Analogy: a classifier based on matrix factorization 1
========================================================

**1.** [Training phase](https://mathematicaforprediction.wordpress.com/2013/08/26/classification-of-handwritten-digits/)

1.1. Rasterize each training image into an array of 16 x 16 pixels.

1.2. Each raster image is linearized — the rows are aligned into a one dimensional array.   
In other words, each raster image is mapped into a R^256 vector space.   
We will call these one dimensional arrays raster vectors.

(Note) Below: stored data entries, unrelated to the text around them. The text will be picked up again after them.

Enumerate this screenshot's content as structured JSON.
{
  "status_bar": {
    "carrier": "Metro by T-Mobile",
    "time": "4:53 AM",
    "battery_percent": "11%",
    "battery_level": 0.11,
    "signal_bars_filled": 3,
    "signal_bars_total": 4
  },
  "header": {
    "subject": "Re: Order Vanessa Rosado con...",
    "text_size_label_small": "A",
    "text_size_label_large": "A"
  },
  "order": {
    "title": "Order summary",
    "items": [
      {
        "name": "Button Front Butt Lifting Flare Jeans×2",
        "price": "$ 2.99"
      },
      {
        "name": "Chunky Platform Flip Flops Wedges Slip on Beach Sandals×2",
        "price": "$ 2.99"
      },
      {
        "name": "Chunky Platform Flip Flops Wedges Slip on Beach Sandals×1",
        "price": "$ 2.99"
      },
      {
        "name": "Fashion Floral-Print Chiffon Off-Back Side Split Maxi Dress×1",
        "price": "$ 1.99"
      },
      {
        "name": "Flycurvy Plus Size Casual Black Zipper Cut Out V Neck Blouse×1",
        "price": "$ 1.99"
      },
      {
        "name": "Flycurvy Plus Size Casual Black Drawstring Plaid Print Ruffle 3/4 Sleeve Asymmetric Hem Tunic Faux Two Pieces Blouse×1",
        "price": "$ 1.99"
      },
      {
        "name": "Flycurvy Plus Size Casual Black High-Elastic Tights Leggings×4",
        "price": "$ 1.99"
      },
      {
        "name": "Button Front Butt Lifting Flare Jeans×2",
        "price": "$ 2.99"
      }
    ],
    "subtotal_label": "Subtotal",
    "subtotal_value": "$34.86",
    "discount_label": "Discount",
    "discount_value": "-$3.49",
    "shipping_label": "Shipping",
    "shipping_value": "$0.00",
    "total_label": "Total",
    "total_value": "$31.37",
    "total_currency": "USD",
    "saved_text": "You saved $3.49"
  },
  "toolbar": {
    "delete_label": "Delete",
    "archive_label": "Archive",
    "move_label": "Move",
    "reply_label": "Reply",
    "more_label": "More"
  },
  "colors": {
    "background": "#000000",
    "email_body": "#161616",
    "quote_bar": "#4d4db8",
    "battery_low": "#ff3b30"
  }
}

1.3. From each set of images corresponding to a digit make a matrix with 256 columns of the corresponding raster vectors.

1.4. Using the matrices in step 1.3 use thin SVD to derive orthogonal bases that describe the image data for each digit.
  

Analogy: a classifier based on matrix factorization 2
========================================================

**2.** [Recognition phase](https://mathematicaforprediction.wordpress.com/2013/08/26/classification-of-handwritten-digits/)

2.1. Given an image of an unknown digit derive its raster vector, R.

2.2. Find the residuals of the approximations of R with each of the bases found in 1.4.

2.3. The digit with the minimal residual is the recognition result.

- See [more](https://mathematicaforprediction.wordpress.com/?s=NNMF).


Neural network construction in general
========================================================

- See this diagram.

- Steps:

  - Prepare the data.

  - Chain layers.

  - Pick an optimizer.

  - Train and evaluate.


Neural network layers primer
========================================================

- Is this something the audience want to see/hear?

- Separate presentation or referenced along in the code runs?
  
  - Sub-presentation done in Mathematica (~15 min.)

- See the functionality breakdowns:

  - RStudio: [Keras reference](https://keras.rstudio.com/reference/index.html);
  
  - Mathematica: ["Neural Networks guide"](http://reference.wolfram.com/language/guide/NeuralNetworks.html).   


The code runs 1
========================================================

- First run with a basic, non-trivial example (over MNIST.)

- The breakdown:

  - binary classification;
  
  - multi-label classification;
  
  - regression.


The code runs 2
========================================================

- The specific topics:
  
  - encoders and decoders;
  
  - dealing with over-fitting;
  
  - categorical classification;
  
  - vector classification.


Some questions to consider in more detail 1
========================================================

- Can we change the metrics function?

- Can we do out-of-core training?

   - [Or, how we do batch training?](https://mathematica.stackexchange.com/a/174150/34008)

- How do we deal with over-fitting?

- Can we visualize the layers?

- Are there repositories we can use to download already made nets?


Some questions to consider in more detail 2
========================================================

- How easy to add a custom classifier to an already made and pre-trained net?

- Where we can find explanations and/or directions for which type layer to use under what conditions?

- How the data is “uplifted” into the space of a net?

  - Encoders

  - And of course what are the decoders?


Some guidelines 1
========================================================

- Most likely we will not be making neural network from scratch.

- Two important skills to acquire first:

   - Knowing well how to utilize different encoders (over different data.)
  
   - Knowing basic neural networks and how to obtain them.
   
      - Copy & paste or from dedicated repositories.

- "Next wave" skills

   - Knowing how to do batch training and out-of-core training.
   
   - Knowing how to deal with over-fitting.
   
   - Knowing how to do network surgery.
   
   
Some guidelines 2
========================================================

- Given a problem:

   - Is it simple to apply neural networks to it?
   
   - Do we have enough data with enough quality in order to apply neural networks?
   
   - What result we get with alternative methods, like random forest, nearest neighbors, etc.?
 
   
Future plans   
========================================================   

- Conversational agent for building neural networks.